Contos Tradicionaes do Povo Portuguez/A justiça de Trajano
Hum emperador de roma que avya nome Trajano, hya huma vez a grande pressa a huma batalha. E huma viuva sayu a elle chorando e disselhe: — Rogo-te senhor, que façaes justiça d'aquel que matou hum meu filho sem razom. E disselhe o emperador:
— Eu te farey justiça depois que veer.
Respondeu a viuva:
— E se tu morreres en a batalha quem me fará justiça?
E disse-lhe o emperador:
— Aquell que reynar depos my.
E disse a viuva:
— E que aproveytará a ti se outrem fizer justiça?
E o emperador respondeu:
— Certamente nom me aproveytava nenhuma cousa.
E disse a viuva:
— E pois nom he milhor que tu me faças justiça e ajas ende o gualardom ca o leixares a outrem.

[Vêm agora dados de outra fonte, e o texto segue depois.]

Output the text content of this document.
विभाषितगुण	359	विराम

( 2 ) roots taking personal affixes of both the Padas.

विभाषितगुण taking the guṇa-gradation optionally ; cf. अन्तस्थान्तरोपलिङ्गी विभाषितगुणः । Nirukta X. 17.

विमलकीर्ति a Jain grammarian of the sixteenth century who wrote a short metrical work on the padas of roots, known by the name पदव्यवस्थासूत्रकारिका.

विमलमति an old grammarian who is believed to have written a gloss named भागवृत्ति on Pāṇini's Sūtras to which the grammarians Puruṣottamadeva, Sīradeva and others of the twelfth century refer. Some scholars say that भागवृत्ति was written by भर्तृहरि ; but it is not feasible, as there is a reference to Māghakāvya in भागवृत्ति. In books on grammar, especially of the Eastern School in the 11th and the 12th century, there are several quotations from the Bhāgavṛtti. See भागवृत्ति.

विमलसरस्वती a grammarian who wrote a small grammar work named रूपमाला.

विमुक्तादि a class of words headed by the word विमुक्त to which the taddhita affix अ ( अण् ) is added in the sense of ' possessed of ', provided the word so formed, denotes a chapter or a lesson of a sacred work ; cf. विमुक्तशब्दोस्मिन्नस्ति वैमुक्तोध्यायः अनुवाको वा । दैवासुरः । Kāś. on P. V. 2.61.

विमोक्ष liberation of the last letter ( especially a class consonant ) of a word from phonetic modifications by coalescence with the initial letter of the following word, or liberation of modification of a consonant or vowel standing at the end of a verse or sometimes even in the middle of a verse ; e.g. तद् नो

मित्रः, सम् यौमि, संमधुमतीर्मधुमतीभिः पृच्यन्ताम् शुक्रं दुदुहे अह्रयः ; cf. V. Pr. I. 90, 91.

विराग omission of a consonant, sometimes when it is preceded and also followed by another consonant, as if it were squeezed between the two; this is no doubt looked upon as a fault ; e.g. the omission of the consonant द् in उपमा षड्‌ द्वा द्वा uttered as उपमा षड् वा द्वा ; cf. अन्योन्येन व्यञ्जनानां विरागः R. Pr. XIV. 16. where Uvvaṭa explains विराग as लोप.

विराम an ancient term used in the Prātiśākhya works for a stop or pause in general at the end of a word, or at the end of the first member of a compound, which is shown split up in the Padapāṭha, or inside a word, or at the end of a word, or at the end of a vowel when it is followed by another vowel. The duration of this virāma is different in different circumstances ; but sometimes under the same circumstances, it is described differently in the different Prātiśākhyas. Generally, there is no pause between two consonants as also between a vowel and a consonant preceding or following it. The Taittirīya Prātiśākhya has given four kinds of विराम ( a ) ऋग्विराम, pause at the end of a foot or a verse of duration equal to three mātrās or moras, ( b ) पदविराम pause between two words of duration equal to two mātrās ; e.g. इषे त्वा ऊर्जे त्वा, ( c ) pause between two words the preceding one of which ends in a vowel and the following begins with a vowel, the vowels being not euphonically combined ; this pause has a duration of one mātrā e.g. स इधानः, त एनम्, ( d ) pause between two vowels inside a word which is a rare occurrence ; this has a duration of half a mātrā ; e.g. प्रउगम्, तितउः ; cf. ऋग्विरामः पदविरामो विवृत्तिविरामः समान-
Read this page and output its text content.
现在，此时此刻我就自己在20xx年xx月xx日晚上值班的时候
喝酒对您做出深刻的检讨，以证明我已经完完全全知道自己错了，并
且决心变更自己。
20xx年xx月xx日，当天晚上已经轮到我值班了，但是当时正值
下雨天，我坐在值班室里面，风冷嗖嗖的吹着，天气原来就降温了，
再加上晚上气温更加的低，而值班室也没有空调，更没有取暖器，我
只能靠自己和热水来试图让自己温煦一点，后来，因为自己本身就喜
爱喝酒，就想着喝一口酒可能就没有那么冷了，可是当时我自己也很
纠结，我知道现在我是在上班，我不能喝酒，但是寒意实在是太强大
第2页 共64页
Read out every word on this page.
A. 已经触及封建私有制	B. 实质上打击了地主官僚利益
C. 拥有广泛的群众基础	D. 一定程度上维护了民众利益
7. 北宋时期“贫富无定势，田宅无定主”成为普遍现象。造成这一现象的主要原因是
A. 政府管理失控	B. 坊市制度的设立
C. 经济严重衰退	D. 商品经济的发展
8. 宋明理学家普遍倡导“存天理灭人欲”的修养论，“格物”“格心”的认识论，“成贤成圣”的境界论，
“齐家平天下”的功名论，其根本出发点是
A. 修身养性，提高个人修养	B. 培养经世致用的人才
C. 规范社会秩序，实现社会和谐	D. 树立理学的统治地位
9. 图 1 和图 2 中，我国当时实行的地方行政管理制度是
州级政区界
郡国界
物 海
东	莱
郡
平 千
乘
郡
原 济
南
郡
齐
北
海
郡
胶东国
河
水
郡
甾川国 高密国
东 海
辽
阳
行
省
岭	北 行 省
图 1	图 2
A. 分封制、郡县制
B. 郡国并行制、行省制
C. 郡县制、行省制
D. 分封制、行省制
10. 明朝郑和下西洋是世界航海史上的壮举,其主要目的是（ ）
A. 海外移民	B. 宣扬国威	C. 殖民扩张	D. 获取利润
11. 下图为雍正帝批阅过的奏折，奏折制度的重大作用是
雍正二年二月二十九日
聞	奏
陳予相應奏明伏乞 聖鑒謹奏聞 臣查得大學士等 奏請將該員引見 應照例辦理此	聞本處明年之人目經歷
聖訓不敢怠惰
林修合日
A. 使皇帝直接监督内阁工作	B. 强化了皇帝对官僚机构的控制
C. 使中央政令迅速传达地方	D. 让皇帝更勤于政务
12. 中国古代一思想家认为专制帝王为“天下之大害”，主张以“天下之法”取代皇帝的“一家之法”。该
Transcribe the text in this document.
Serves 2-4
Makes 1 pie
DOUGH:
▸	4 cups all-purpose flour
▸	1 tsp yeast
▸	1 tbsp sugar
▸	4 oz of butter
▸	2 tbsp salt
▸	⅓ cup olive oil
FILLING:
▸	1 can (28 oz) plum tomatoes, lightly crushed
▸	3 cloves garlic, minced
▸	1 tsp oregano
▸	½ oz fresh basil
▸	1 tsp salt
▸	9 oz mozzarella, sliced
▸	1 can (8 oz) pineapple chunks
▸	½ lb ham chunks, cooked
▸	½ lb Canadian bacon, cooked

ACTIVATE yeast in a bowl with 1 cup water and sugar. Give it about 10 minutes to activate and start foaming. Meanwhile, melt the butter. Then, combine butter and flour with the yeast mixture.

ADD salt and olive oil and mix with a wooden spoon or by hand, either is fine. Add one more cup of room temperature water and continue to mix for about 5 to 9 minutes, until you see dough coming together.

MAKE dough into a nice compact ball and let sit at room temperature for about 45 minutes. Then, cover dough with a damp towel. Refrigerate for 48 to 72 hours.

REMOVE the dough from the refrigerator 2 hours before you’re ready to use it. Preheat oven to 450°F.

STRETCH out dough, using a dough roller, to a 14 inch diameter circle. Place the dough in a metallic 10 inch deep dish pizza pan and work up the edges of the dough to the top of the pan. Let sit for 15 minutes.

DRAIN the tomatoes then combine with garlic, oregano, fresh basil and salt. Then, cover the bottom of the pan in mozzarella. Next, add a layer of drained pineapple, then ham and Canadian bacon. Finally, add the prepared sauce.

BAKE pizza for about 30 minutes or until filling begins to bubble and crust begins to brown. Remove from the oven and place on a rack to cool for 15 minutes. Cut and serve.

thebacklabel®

E entom decendeo o emperador do cavallo com piedade, e fez aly justiça da morte d'aquel filho da viuva. E outrossy aconteceu huma, que o filho deste emperador Trajano hya correndo pella villa em hum cavallo e per aqueecimento sem seu grado, matou hum filho de huma viuva, e ella queyxouse ao emperador chorando. E o emperador deu entom aquelle seu filho em logo d'aquelle que lhe matara e deulhe muyto aver com elle.
(Op. cit., Fl. 20.)
Notas
editar133. A justiça de Trajano. — Esta lenda da Edade-Media, acha-se em João Diacono, em S. Thomaz, e Dante tratou-a no seu Purgatorio, canto x; apparece no De Mirabilibus urbis Romae, e foi metrificada no Dolopathos, canto quinto. (Vid. ed. Janet, p. 265.) Na collecção do Novellino, vem sob o n.º LXIX. A lenda continuou a ser conhecida em Portugal como thema de arte. Em uns panos de raz do palacio de D. João II estava pintada a lenda da justiça de Trajano, como o referem os chronistas. Tambem em uma festa palaciana, D. João II appareceu na sala «invencionado em Cavalleiro do Cirne.» Sobre esta outra lenda, conhecida em Portugal, póde vêr-se Jacob Grimm, nas Veillées allemandes, t. II, p. 342 a 370. (Ed. Paris, 1838) e a larga introducção de Reifenberg na Chronica rimada de Philippe de Mouskes.